Section 294(d)(1)(B) must be construed in connection with other parts of said Section 294, particularly Section 294(a)(1). For convenience, these two subsections of Section 294 are set out in the margin.2
Section 294(d)(1)(B), like other penal statutes, is to be interpreted liberally in favor of the taxpayer and strictly against the Government. See 50 Am.Jur.,Statutes, Section 407, et seq. We can see no reason why the word 'unpaid' as used in subparagraph (B) should be given any different construction than the words 'due but unpaid' used throughout the preceding subparagraph A and also in the final sentence of subparagraph (B). To say that an installment of the estimated tax remains unpaid presupposes a continuing duty to pay such installment. The declaration of estimated tax had served its function when the final return was filed. There was then no longer any uncertainty, and the tax should thereafter be paid on the basis of the final return rather than as estimated. It follows that installments of the estimated tax were then no longer due.

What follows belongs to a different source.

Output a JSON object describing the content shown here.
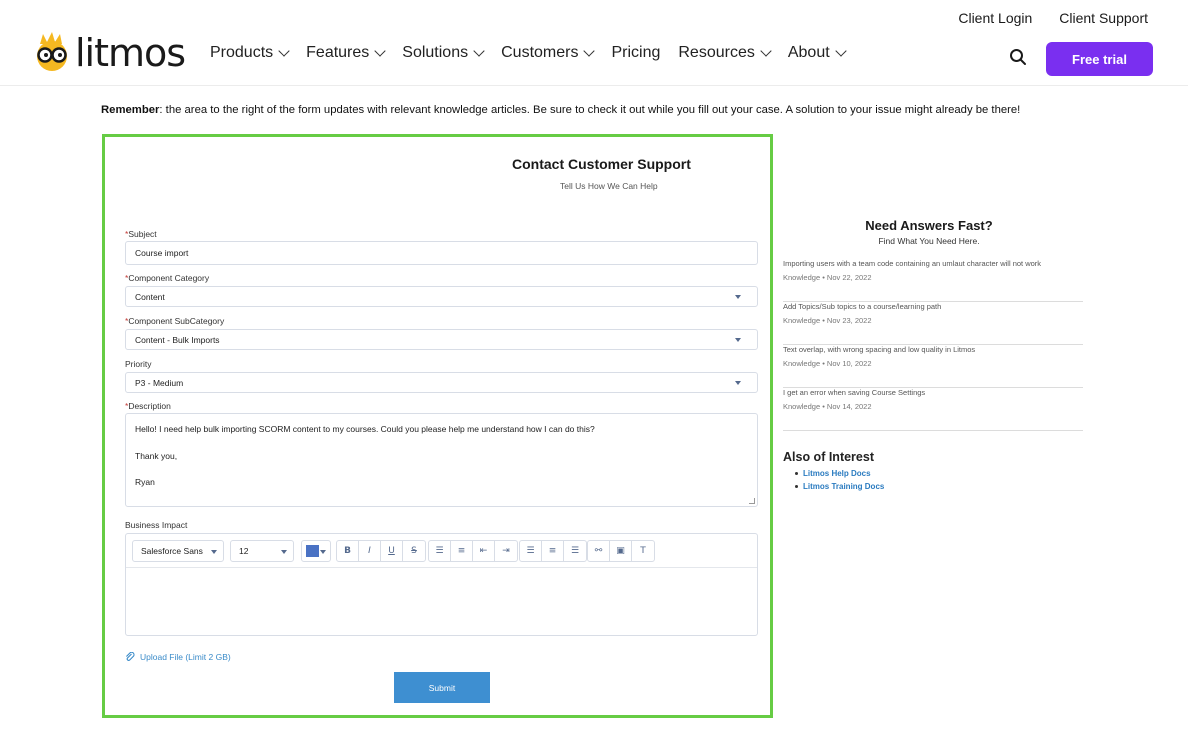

Statutes should be so construed as to be applicable under all conditions and factual situations. As an illustration of their position that the final tax replaces and nullifies any effect of the estimated tax, the taxpayers present a hypothetical situation in which the final return would show no tax due and argue that it would then be patently unreasonable for the Commissioner to continue to add monthly penalties of 1% of the estimated tax.3 We think the taxpayers' position is sound and that the penalty for failure to pay installments of estimated tax declared did not continue to increase monthly after the filing of the final return. The decision of the Tax Court is therefore
1 26 U.S.C.A. § 294(d)(1)(B).
2 '294. Additions to the tax in case of nonpayment
'(a) Tax shown on return
'(1) General rule. Where the amount determined by the taxpayer as the tax imposed by this chapter, or any installment thereof, or any part of such amount or installment, is not paid on or before the date prescribed for its payment, there shall be collected as a part of the tax, interest upon such unpaid amount at the rate of 6 per centum per annum from the date prescribed for its payment until it is paid.
'(d) Estimated tax
'(1) Failure to file declaration or pay installment of estimated tax
'(B) Failure to pay installments of estimated tax declared.
Where a declaration of estimated tax has been made and filed within the time prescribed, or where a declaration of estimated tax has been made and filed after the time prescribed and the Commissioner has found that failure to make and file such declaration within the time prescribed was due to reasonable cause and not to willful neglect, in the case of a failure to pay an installment of the estimated tax within the time prescribed, unless such failure is shown to the satisfaction of the Commissioner to be due to reasonable cause and not to willful neglect, there shall be added to the tax 5 per centum of the unpaid amount of such installment, and in addition 1 per centum of such unpaid amount for each month (except the first) or fraction thereof during which such amount remains unpaid. In no event shall the aggregate addition to the tax under this subparagraph with respect to any installment due but unpaid, exceed 10 per centum of the unpaid portion of such installment.'
3 The taxpayer concedes, properly it seems to us, that under the decision in Manning v. Seeley Tube and Box Company, 338 U.S. 561, 565, 566, 70 S.Ct. 386, 94 L.Ed. 346, the penalty accrued up to the time of the filing of the final return remains payable whether the final return shows any tax payable or not.